Verwandschaft hat selber eine 6700K geköpft und dabei leider die DIE angekratzt. 
Ergebnis war das nicht mehr alle Speicherbänke genutzt werden konnten. 

Im Geschäft einen 7700K gekauft und gleich mit köpfen lassen, Flüssigmetall draufmachen lassen zwischen DIE und Heatspreader.
Den 7700K auf dem Mainboard gesetzt, nochmals Flüssigmetall drauf getan und rennt jetzt mit 5 GHz bei etwa 70 Grad bei Auslastung.
Wurde mit Prime ausgelastet. Keine Probleme mehr. 

Vorher wurde die NZXT Wasserkühlung nicht mal handwarm und die Auslastung musste man abbrechen, da die CPU ins Temperatur-Limit über 100 Grad rannte.
Nachdem eine ordentliche Kühlung hergestellt wurde, merkt man das auch!


----------



## Tilfred (5. April 2017)

*AW: Intel Core i7 7700K trotz NZXT X62 280mm extrem heiß in Idle und Load*

Nix köpfen. Völliger Humbug.

Du hast ja schon übertaktet und die Temperaturen sind bei 100 % Last in Ordnung.

Im einem Spiel 64°, von mir aus, das ist von Spiel zu Spiel verschieden. Wenn Du da mal auf die 
Last schaust ändert die sich auch je nachdem. Du hast zum Teil Tiefstwerte um die 30°, mehr 
kannst Du fast nicht erwarten.

Logger bleiben, sieht noch gut aus. Diese kompletten Wakü sind nicht (viel) besser als ein guter
Luftkühler.


----------



## Vincnt (5. April 2017)

*AW: Intel Core i7 7700K trotz NZXT X62 280mm extrem heiß in Idle und Load*

ja ist ein ziemlicher Hitzkopf, habe in Total War Warhammer so zwischen 60 und 70 Grad bei 5,0 GHz.
Hatte Anfangs auch Panik was die Temperaturen angehen und habe mich dann hier eingelesen: http://extreme.pcgameshardware.de/b...lkis-blog-35-vorsicht-heisse-oberflaeche.html


----------



## Miro1989 (6. April 2017)

*AW: Intel Core i7 7700K trotz NZXT X62 280mm extrem heiß in Idle und Load*

Mechanix69 welches mainboard Benutzt du eigentlich ?  ich habe das msi gaming m 7 mit gleicher cpu und kühlung.... zwar noch nicht verbaut weil die kühlung noch nicht da ist... aber würde mich mal interessieren


----------



## Mali762 (6. April 2017)

*AW: Intel Core i7 7700K trotz NZXT X62 280mm extrem heiß in Idle und Load*

Mir geht es ähnlich. 

Besitze ebenfalls ein i7-7700K in Verbindung mit einer NZXT x62 Kraken (mit 2 SW3).
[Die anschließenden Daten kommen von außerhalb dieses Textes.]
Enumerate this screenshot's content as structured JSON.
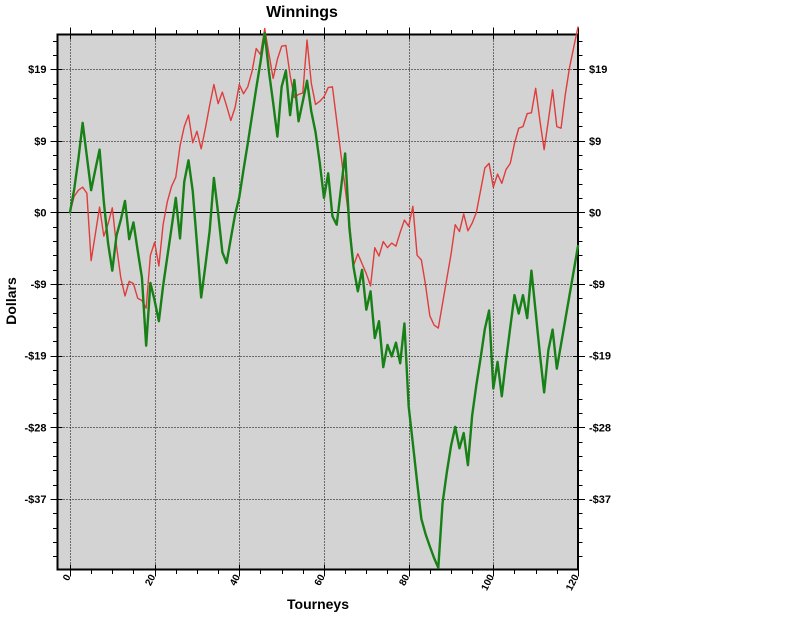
{
  "chart_data": {
    "type": "line",
    "title": "Winnings",
    "xlabel": "Tourneys",
    "ylabel": "Dollars",
    "x_ticks": [
      0,
      20,
      40,
      60,
      80,
      100,
      120
    ],
    "x_minor_step": 5,
    "y_ticks": [
      {
        "label": "$19",
        "value": 18.7
      },
      {
        "label": "$9",
        "value": 9.35
      },
      {
        "label": "$0",
        "value": 0
      },
      {
        "label": "-$9",
        "value": -9.35
      },
      {
        "label": "-$19",
        "value": -18.7
      },
      {
        "label": "-$28",
        "value": -28.05
      },
      {
        "label": "-$37",
        "value": -37.4
      }
    ],
    "y_minor_divisions": 5,
    "xlim": [
      -2.94,
      120
    ],
    "ylim": [
      -46.62,
      23.23
    ],
    "grid": "dotted",
    "zero_line": true,
    "plot_background": "#d3d3d3",
    "outer_background": "#ffffff",
    "legend": "none",
    "x": [
      0,
      1,
      2,
      3,
      4,
      5,
      6,
      7,
      8,
      9,
      10,
      11,
      12,
      13,
      14,
      15,
      16,
      17,
      18,
      19,
      20,
      21,
      22,
      23,
      24,
      25,
      26,
      27,
      28,
      29,
      30,
      31,
      32,
      33,
      34,
      35,
      36,
      37,
      38,
      39,
      40,
      41,
      42,
      43,
      44,
      45,
      46,
      47,
      48,
      49,
      50,
      51,
      52,
      53,
      54,
      55,
      56,
      57,
      58,
      59,
      60,
      61,
      62,
      63,
      64,
      65,
      66,
      67,
      68,
      69,
      70,
      71,
      72,
      73,
      74,
      75,
      76,
      77,
      78,
      79,
      80,
      81,
      82,
      83,
      84,
      85,
      86,
      87,
      88,
      89,
      90,
      91,
      92,
      93,
      94,
      95,
      96,
      97,
      98,
      99,
      100,
      101,
      102,
      103,
      104,
      105,
      106,
      107,
      108,
      109,
      110,
      111,
      112,
      113,
      114,
      115,
      116,
      117,
      118,
      119,
      120
    ],
    "series": [
      {
        "name": "red_series",
        "color": "#e03c3c",
        "width": 1.4,
        "values": [
          0.0,
          2.1,
          2.9,
          3.3,
          2.5,
          -6.3,
          -2.8,
          0.7,
          -3.1,
          -1.5,
          0.6,
          -4.4,
          -8.5,
          -10.9,
          -9.0,
          -9.3,
          -11.2,
          -11.5,
          -12.5,
          -5.6,
          -3.9,
          -7.0,
          -1.6,
          1.4,
          3.4,
          4.6,
          8.7,
          11.2,
          12.7,
          9.1,
          10.6,
          8.3,
          11.0,
          14.0,
          16.7,
          14.2,
          15.7,
          13.9,
          12.0,
          13.7,
          16.7,
          15.5,
          16.4,
          18.4,
          21.4,
          20.6,
          24.0,
          20.7,
          17.5,
          20.0,
          21.7,
          21.8,
          17.9,
          15.0,
          15.4,
          15.6,
          22.5,
          16.9,
          14.1,
          14.5,
          15.1,
          16.3,
          16.4,
          12.0,
          7.6,
          3.2,
          -1.2,
          -6.9,
          -5.4,
          -6.7,
          -8.0,
          -9.6,
          -4.6,
          -5.7,
          -3.8,
          -4.6,
          -4.0,
          -4.4,
          -2.6,
          -1.0,
          -1.8,
          0.8,
          -5.6,
          -6.2,
          -9.5,
          -13.5,
          -14.7,
          -15.1,
          -11.9,
          -8.7,
          -5.5,
          -1.6,
          -2.5,
          -0.2,
          -2.4,
          -1.4,
          0.0,
          2.9,
          5.8,
          6.4,
          3.3,
          5.0,
          3.8,
          5.6,
          6.4,
          9.0,
          11.0,
          11.2,
          12.9,
          13.0,
          16.2,
          12.0,
          8.2,
          12.0,
          16.0,
          11.2,
          11.0,
          15.4,
          18.9,
          21.6,
          24.2
        ]
      },
      {
        "name": "green_series",
        "color": "#178017",
        "width": 2.4,
        "values": [
          0.0,
          3.0,
          7.0,
          11.7,
          7.3,
          2.9,
          5.6,
          8.2,
          1.4,
          -4.0,
          -7.6,
          -3.0,
          -1.0,
          1.5,
          -3.5,
          -1.3,
          -5.0,
          -8.5,
          -17.4,
          -9.2,
          -11.5,
          -14.2,
          -9.6,
          -5.8,
          -2.0,
          1.9,
          -3.4,
          4.0,
          6.8,
          2.8,
          -4.1,
          -11.1,
          -6.9,
          -2.4,
          4.5,
          -0.1,
          -5.2,
          -6.6,
          -3.4,
          -0.3,
          2.0,
          5.6,
          9.0,
          12.6,
          16.2,
          19.6,
          23.4,
          18.4,
          14.3,
          9.9,
          16.4,
          18.5,
          12.7,
          17.3,
          11.9,
          14.5,
          17.2,
          13.2,
          10.5,
          6.5,
          1.9,
          5.1,
          -0.5,
          -1.6,
          3.0,
          7.7,
          -2.0,
          -7.2,
          -10.3,
          -7.5,
          -12.7,
          -10.3,
          -16.4,
          -14.2,
          -20.2,
          -17.3,
          -18.8,
          -17.0,
          -19.7,
          -14.5,
          -25.3,
          -30.2,
          -35.2,
          -40.0,
          -42.0,
          -43.6,
          -45.1,
          -46.4,
          -38.0,
          -34.0,
          -30.5,
          -28.0,
          -30.8,
          -28.8,
          -33.0,
          -26.5,
          -22.5,
          -19.0,
          -15.2,
          -12.8,
          -23.0,
          -19.5,
          -24.0,
          -19.3,
          -15.0,
          -10.8,
          -13.2,
          -10.8,
          -13.8,
          -7.6,
          -13.0,
          -18.5,
          -23.5,
          -18.0,
          -15.3,
          -20.4,
          -17.2,
          -14.0,
          -10.8,
          -7.6,
          -4.4
        ]
      }
    ]
  }
}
Unter Last (ohne OC) bei Prime läuft die CPU konstant bei ~70 Grad und das Wasser im Radiator steigt nicht über 35 Grad, egal ob die Pumpe bei 60% oder 100% Speed läuft.. Spannung (1,26V) und Taktfrequenz (4,5 GHz) der CPU bleiben stabil. 

Werde wahrscheinlich in den nächsten Tagen eine neue WLP testen. Vielleicht bringt es Besserung..


----------



## Guffelgustav (6. April 2017)

*AW: Intel Core i7 7700K trotz NZXT X62 280mm extrem heiß in Idle und Load*

Also ich habe zwar einen 6700K, aber auch eine X62 mit Fractal Venturi Lüftern.
Bei mir läuft die Pumpe durchgehend mit 70% und die Lüfter ab 40° Wassertemp mit 100%.

Idle Temps bei mir:
CPU: ca. 20-25°
Wasser: ca. 25°

Vollast, also mit Intelburntest (von Prime halte ich ziemlich wenig):
CPU@ 1,284: max. 73° - nur auf einem Kern, weil dieser immer aus der Reihe tanzt und ca. 5-8° wärmer wird als die anderen
Wasser: max. 43°

Gaming:
CPU@1,296v - 1.312v : max. 68° in den Spitzen, eher so 50-60°
Wasser: ca. 37-40°

Habe mal meine Spannungen die so anliegen in den jeweiligen Bereichen dazu geschrieben.
Im BIOS hab ich 4,5Ghz@ 1.315v adaptive @LLC3

Benutze die Kryonaut und habe meine CPU nicht geköpft - das steht nächste Woche aufm Plan, wenn denn der Delid-Die-Mate endlich lieferbar ist 
Noch dazu habe ich den Radi im Deckel verbaut und ein NZXT H440 Case, welches oben raus nicht die besten Luftauslässe hat.
Kann mir das also bei dir nur durch die WLP und die Lüfter erklären.
Die Aer RGB sehen zwar schick aus, aber taugen wahrscheinlich in etwa so viel wie die Aer P, die mitgeliefert werden - also im Vergleich zu Lüftern mit ordentlichem Druck.
Bei mir waren die Aer P nur sehr kurz auf der AiO, das war mir einfach 
1. zu laut
2. zu schwach für die Lautstärke

Teste mal dein System mit IntelBurnTest, die Ergebnisse würden mich interessieren.
WLP würde ich definitiv wechseln und evtl. auch die Lüfter, falls das für dich eine Option ist.
Schließe mich einem meiner Vorredner an und denke auch, dass Köpfen kein Muss ist.


----------



## Gast20190527 (7. April 2017)

*AW: Intel Core i7 7700K trotz NZXT X62 280mm extrem heiß in Idle und Load*

40 Grad im Idle sind "extrem" heiß ?


----------



## Guffelgustav (7. April 2017)

*AW: Intel Core i7 7700K trotz NZXT X62 280mm extrem heiß in Idle und Load*



Danielneedles schrieb:


> 40 Grad im Idle sind "extrem" heiß ?



Ist das als Frage oder als Aussage zu verstehen?^^

Mit Blick auf meine CPU finde ich 40° im Idle schon sehr heiß.
Hatte bisher auf der CPU einen Dark Rock Pro 3 LuKü, die Eisbaer 360 und nun die Kraken x62 und ich habe im Idle nie mehr als 25° gehabt.
Selbst wenn ich hier mal 30° als Richtwert nehmen würde, wären das ganze 10° weniger - das ist sehr viel in meinen Augen.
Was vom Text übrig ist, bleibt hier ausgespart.